‘A comprehensive tool that can take you from crawl to walk to run’
Infosec experts have welcomed the US National Institute of Standards and Technology’s (NIST’s) overhaul of its cybersecurity supply chain risk management guidance (C-SCRM).
Developed in response to an executive order signed by President Biden in May 2021, the revised C-SCRM document provides advice on identifying, assessing, and addressing cybersecurity risks throughout the supply chain.
The publication – ‘Cybersecurity Supply Chain Risk Management Practices for Systems and Organizations’ (PDF) – urges acquirers and end users of hardware, software, and digital services to undertake due diligence on the origin and security of a digital product’s components.
“If your agency or organization hasn’t started on [C-SCRM], this is a comprehensive tool that can take you from crawl to walk to run, and it can help you do so immediately,” said NIST’s Jon Boyens, co-author of the publication, in a press release.
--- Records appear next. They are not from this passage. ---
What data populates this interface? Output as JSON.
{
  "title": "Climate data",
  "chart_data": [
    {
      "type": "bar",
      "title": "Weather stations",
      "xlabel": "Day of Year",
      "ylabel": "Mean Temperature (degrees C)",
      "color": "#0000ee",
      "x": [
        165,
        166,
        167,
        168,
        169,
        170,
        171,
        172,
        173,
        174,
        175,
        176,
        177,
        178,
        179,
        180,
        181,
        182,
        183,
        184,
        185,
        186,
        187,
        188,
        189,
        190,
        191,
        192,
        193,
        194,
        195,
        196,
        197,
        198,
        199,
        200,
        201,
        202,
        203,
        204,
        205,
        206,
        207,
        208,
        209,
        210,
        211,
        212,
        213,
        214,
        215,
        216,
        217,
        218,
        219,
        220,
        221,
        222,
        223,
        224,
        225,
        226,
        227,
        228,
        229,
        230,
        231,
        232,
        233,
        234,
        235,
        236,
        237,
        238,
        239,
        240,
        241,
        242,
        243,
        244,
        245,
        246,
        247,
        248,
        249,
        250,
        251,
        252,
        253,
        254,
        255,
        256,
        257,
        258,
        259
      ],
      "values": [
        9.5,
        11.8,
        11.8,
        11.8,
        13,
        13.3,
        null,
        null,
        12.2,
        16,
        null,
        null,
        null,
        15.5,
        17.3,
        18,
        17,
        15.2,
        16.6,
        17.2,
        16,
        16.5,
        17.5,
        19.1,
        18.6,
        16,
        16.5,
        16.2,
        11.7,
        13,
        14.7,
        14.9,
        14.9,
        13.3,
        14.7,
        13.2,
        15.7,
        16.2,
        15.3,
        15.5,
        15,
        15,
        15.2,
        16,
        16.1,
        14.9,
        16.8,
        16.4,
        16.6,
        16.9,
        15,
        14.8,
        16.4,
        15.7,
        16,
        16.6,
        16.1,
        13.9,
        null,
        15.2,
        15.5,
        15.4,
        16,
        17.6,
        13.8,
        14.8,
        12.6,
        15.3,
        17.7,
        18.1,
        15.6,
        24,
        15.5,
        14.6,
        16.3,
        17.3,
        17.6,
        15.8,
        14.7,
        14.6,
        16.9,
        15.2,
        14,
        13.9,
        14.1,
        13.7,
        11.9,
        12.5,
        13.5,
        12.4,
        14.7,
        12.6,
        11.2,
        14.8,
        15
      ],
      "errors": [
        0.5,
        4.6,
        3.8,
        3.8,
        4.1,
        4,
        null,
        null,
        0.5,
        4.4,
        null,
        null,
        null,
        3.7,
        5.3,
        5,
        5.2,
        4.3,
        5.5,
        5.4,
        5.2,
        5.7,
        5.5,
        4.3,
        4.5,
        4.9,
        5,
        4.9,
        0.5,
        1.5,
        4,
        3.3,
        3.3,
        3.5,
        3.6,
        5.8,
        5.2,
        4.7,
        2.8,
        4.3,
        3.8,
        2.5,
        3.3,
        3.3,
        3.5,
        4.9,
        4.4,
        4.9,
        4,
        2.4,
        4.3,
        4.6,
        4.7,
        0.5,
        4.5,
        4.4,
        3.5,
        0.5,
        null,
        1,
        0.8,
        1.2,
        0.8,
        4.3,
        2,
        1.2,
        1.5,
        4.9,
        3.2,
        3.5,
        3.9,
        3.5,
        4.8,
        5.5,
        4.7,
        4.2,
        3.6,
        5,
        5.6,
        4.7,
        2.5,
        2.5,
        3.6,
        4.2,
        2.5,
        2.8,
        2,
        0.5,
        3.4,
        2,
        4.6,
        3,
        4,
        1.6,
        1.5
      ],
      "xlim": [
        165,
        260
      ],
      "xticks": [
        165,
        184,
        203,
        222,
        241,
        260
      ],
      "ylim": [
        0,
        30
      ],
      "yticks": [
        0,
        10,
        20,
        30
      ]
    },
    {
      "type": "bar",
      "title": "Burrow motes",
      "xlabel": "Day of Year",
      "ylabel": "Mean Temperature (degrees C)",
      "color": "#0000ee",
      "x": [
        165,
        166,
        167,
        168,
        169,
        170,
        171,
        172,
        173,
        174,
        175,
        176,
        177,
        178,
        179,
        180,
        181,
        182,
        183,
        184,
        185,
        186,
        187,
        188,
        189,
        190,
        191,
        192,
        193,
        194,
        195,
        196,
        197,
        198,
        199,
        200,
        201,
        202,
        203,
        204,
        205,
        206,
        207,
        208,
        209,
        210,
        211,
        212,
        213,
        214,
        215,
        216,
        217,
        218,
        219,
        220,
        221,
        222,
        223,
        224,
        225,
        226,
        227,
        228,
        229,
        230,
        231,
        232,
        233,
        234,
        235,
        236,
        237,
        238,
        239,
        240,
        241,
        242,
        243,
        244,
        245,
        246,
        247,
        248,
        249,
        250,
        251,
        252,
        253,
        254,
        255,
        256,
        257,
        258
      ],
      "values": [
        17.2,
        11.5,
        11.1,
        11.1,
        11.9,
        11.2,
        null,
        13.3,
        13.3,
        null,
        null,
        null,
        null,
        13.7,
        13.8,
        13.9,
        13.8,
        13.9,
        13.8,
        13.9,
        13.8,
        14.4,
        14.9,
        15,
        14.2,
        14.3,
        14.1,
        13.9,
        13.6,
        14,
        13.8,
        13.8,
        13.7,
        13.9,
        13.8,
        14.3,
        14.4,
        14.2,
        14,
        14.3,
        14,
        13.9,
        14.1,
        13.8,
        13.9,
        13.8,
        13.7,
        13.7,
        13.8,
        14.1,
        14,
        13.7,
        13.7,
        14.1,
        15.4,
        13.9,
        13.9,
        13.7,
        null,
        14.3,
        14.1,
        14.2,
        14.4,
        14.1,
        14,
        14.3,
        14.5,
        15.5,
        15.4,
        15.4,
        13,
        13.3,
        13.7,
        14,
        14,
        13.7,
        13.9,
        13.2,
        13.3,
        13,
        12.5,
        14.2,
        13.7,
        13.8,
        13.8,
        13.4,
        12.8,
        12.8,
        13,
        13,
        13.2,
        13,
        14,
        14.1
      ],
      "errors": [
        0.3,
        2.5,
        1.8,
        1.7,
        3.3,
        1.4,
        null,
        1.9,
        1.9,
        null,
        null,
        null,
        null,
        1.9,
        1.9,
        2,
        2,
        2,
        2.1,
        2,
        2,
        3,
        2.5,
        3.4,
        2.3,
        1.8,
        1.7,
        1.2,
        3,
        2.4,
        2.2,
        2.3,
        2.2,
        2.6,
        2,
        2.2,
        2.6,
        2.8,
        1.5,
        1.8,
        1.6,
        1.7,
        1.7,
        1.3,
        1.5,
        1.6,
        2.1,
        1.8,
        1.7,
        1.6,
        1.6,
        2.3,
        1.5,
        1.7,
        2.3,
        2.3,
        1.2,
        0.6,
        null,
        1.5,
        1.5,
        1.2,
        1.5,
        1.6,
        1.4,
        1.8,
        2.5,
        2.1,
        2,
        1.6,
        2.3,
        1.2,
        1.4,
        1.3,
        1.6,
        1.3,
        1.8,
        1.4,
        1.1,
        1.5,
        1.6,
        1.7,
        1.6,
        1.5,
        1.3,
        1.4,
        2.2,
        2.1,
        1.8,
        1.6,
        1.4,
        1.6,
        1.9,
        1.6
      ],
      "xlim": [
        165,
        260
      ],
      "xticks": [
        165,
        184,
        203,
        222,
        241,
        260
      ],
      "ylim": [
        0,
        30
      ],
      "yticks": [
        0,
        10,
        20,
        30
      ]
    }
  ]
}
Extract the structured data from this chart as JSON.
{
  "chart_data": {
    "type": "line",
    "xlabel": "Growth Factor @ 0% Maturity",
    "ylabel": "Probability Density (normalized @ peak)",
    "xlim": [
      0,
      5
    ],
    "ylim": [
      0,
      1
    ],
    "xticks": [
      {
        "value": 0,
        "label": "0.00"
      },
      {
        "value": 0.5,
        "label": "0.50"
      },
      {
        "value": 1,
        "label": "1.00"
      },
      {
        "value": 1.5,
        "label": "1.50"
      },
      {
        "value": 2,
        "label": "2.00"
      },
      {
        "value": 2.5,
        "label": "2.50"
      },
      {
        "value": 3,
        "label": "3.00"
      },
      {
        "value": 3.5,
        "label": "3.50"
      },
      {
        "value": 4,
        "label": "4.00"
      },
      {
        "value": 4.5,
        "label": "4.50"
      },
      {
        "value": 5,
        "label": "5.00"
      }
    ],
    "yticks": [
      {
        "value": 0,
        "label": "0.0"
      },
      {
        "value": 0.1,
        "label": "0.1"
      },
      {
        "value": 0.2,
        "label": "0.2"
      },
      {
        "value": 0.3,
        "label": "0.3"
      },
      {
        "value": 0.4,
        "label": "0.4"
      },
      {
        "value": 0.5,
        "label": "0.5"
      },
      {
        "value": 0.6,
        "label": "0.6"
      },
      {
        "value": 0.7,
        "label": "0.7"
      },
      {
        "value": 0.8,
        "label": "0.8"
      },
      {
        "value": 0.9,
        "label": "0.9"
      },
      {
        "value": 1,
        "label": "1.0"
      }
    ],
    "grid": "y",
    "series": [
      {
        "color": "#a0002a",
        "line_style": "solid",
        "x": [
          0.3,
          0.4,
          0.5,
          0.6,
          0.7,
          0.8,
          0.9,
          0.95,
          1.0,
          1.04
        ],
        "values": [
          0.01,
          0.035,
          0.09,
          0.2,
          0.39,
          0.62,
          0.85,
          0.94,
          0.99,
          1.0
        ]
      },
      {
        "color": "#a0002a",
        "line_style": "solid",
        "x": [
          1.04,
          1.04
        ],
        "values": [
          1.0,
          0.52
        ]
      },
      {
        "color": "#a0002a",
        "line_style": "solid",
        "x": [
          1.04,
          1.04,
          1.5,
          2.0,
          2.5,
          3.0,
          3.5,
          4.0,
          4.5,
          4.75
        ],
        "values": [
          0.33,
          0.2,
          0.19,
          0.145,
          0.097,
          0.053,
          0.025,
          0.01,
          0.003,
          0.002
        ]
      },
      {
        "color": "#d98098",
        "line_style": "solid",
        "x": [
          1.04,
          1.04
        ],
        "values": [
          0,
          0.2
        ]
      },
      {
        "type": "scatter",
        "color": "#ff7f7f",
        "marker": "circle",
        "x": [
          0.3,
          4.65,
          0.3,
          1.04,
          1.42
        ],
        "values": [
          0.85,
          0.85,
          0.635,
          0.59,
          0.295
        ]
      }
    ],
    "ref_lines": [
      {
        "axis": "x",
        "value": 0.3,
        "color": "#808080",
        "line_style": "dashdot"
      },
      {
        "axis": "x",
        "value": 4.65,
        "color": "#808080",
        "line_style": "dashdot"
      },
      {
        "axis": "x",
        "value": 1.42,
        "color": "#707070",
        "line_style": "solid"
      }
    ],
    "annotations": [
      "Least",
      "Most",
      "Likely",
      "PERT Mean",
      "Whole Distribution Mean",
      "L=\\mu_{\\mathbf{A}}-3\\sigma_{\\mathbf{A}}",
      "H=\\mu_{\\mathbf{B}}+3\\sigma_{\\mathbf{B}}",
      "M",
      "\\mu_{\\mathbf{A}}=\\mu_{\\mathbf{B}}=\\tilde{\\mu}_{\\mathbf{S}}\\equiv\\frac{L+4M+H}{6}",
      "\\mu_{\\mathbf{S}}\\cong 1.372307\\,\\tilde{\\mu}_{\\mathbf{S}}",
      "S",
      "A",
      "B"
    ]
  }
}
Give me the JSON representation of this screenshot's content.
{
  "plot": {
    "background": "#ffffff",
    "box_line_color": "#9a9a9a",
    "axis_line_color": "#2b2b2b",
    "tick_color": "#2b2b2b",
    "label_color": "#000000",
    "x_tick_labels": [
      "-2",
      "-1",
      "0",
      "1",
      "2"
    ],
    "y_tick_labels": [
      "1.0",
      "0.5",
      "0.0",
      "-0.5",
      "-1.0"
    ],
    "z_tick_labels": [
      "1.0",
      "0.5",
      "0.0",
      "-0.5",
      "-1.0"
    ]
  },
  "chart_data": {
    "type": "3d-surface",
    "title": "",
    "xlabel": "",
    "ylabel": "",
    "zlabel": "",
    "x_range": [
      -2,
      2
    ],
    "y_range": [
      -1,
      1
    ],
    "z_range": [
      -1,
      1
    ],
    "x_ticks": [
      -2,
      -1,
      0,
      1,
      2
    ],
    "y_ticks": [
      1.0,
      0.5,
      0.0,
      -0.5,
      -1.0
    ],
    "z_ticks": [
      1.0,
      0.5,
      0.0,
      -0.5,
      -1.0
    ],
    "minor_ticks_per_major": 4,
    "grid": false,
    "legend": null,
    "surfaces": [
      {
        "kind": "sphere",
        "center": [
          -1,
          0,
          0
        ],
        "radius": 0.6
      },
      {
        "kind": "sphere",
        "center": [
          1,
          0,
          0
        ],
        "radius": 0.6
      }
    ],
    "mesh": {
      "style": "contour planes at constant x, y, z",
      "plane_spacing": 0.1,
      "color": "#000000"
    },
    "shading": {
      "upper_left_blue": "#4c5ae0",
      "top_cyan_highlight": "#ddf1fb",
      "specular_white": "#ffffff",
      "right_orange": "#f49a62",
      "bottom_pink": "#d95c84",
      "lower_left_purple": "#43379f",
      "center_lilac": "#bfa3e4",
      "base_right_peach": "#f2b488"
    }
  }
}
‘Foundational best practices’
Attackers are increasingly targeting digital supply chains because they can compromise multiple devices, applications or organizations by poisoning or exploiting weaknesses in widely used components, with the 2020 SolarWinds attack the most devastating example to date.
Ilkka Turunen, field CTO at software supply chain security specialist Sonatype, told The Daily Swig: “As next-gen supply chain attacks increase, the C-SCRM guidance formalizes many known practices across organizations large and small.
“It describes foundational best practices – like generating SBOMs [software bill of materials] – and the sustaining activities needed to maintain effective supply chain security practices.
He continued: “This compendium of knowledge imparts how to defend against future log4Shell issues and other next-gen threats. It’s time for organizations to invest into automating these processes.”
Tim Mackey, principal security strategist at Synopsys Cybersecurity Research Center, said the document covers much more than the value of SBOM for open source components.
“Software enters an organisation from multiple origin points, including open source and API usage,” he told The Daily Swig.
“Operators of software, whether the software is purely open source in nature or the result of proprietary development, effectively accept the business risks associated with the use of that software.
“Mitigation of software risks start with an understanding of how managed and unmanaged software usage with an organisation occurs, and progressively mitigating those risks – not just at the vendor level, but continuously with each new software version and change.”
Cequence Security, an API security specialist, recently sounded the alarm on the ongoing persistence of the critical Log4Shell vulnerability, which was discovered six months ago in the near-ubiquitous logging utility Apache Log4j.
The issue, which the firm dubbed ‘LoNg4j’, “illustrates how interconnected modern enterprise IT infrastructure is and how this digital supply chain extends far beyond the known applications”, said Jason Kent, Hacker in Residence at Cequence Security.
The revamped NIST guidance is currently available only as a PDF document, but the authors said they intend to also publish a more user-friendly, clickable web version and a quick-start guide aimed at organizations that are new to C-SCRM.